January 26,2009

Grassley works to increase access to college and jobs through federal tax code

WASHINGTON – Senator Chuck Grassley said he will offer three amendments to
increase access to higher education when the Finance Committee takes action tomorrow on a
massive bill to try to help stimulate the economy.

“Paying for college is a big concern and a major goal for people across the country,”
Grassley said. “The federal tax code is a proven tool for helping students, parents and other
family members deal with ever growing cost of higher education and, in turn, compete for better
paying jobs. My amendments to the stimulus bill are designed to fine tune opportunities in the
tax code and look out for those seeking higher education wherever the federal government has

The first Grassley amendment would help Americans saving for college protect
investments in tax-exempt savings plans from market downturns by giving plan owners greater
flexibility to switch to more conservative investments if they wish. Known as 529 plans, the
landmark 2001 tax relief sponsored by Grassley, as Chairman of the Finance Committee,
established the tax policy that made these savings vehicles a highly attractive opportunity for
parents, grandparents and other family members to save for kids’ college educations. Grassley
subsequently worked to make 529 plans a permanent part of the federal tax code.

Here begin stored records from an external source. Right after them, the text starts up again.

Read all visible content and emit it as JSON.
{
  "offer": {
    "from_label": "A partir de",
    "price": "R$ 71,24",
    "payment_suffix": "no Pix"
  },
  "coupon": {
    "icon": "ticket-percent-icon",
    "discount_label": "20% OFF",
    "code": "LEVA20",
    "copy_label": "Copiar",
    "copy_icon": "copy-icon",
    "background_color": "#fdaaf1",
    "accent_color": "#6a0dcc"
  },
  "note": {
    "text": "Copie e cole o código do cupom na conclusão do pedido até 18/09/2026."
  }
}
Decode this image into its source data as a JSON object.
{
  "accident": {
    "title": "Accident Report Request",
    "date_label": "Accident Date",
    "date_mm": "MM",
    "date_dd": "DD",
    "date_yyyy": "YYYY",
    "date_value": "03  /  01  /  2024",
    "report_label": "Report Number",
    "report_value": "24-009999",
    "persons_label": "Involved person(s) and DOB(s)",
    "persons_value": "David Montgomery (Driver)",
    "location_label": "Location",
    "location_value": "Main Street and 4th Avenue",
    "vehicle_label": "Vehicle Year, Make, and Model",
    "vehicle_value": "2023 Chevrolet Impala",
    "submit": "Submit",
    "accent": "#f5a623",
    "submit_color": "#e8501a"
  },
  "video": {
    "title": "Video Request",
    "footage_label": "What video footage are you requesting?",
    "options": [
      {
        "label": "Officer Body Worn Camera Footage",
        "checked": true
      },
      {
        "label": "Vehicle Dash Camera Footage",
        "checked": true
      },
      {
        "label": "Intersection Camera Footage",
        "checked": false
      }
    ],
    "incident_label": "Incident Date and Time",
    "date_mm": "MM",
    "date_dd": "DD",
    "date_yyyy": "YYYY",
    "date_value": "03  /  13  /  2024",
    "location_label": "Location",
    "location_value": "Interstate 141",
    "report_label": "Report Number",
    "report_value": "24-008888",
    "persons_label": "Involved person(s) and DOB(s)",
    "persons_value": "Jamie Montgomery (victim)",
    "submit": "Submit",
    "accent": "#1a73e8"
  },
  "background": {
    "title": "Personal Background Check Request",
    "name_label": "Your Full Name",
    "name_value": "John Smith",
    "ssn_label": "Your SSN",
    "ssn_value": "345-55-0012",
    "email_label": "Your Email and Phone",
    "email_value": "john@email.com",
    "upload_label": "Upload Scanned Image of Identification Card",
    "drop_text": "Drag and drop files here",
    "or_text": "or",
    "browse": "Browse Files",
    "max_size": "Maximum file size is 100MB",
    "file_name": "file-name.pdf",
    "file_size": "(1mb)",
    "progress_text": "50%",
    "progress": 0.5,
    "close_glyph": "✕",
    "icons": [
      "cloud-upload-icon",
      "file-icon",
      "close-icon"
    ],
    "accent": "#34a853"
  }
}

This amendment from Grassley would build on a December decision by the Treasury
Department to allow 529 account holders to change investment options twice a year. It would
allow section 529 plans to give plan owners the opportunity to change investments up to four
times a year. The growth of 529 savings plans is based on market performance and typically that
of mutual funds. The savings plans are administered by states. Iowa’s – College Savings Iowa –
enjoys broad participation.

The second Grassley amendment in this area would make sure states don’t take actions
that would be counter-stimulative as a condition of receiving enhanced Federal Medical
Assistance Percentage funds, which are the federal government’s share of a state’s expenditures
for most Medicaid services, known as FMAP. The amendment says that states taking these
additional federal dollars must agree to not increase tuition at state two- and four-year colleges
and universities during the period of time that the enhanced federal funding is in effect.
The third Grassley amendment for students seeking higher education and the job
opportunities it creates would increase the level of the “American Opportunity Tax Credit”
proposed by Finance Committee Chairman Max Baucus. Grassley said his amendment would
increase the maximum tax credit of $2,500 to $3,250 for single filers with incomes between
$50,000 and $80,000 annually. Grassley said this adjustment would enhance the effectiveness of
the tax credit for middle-income Americans.

Grassley has long worked successfully to increase access to higher education through the
tax code. The 2001 tax relief that he shepherded through Congress also created a federal tax
deduction for tuition and made the tax deductibility of interest on student loans a permanent part
of the tax code. The Iowa senator also has conducted broad-based oversight of the tax laws
governing nonprofits, including college endowments. He has urged colleges and universities to
maximize the use of endowment dollars to make higher education more affordable for students.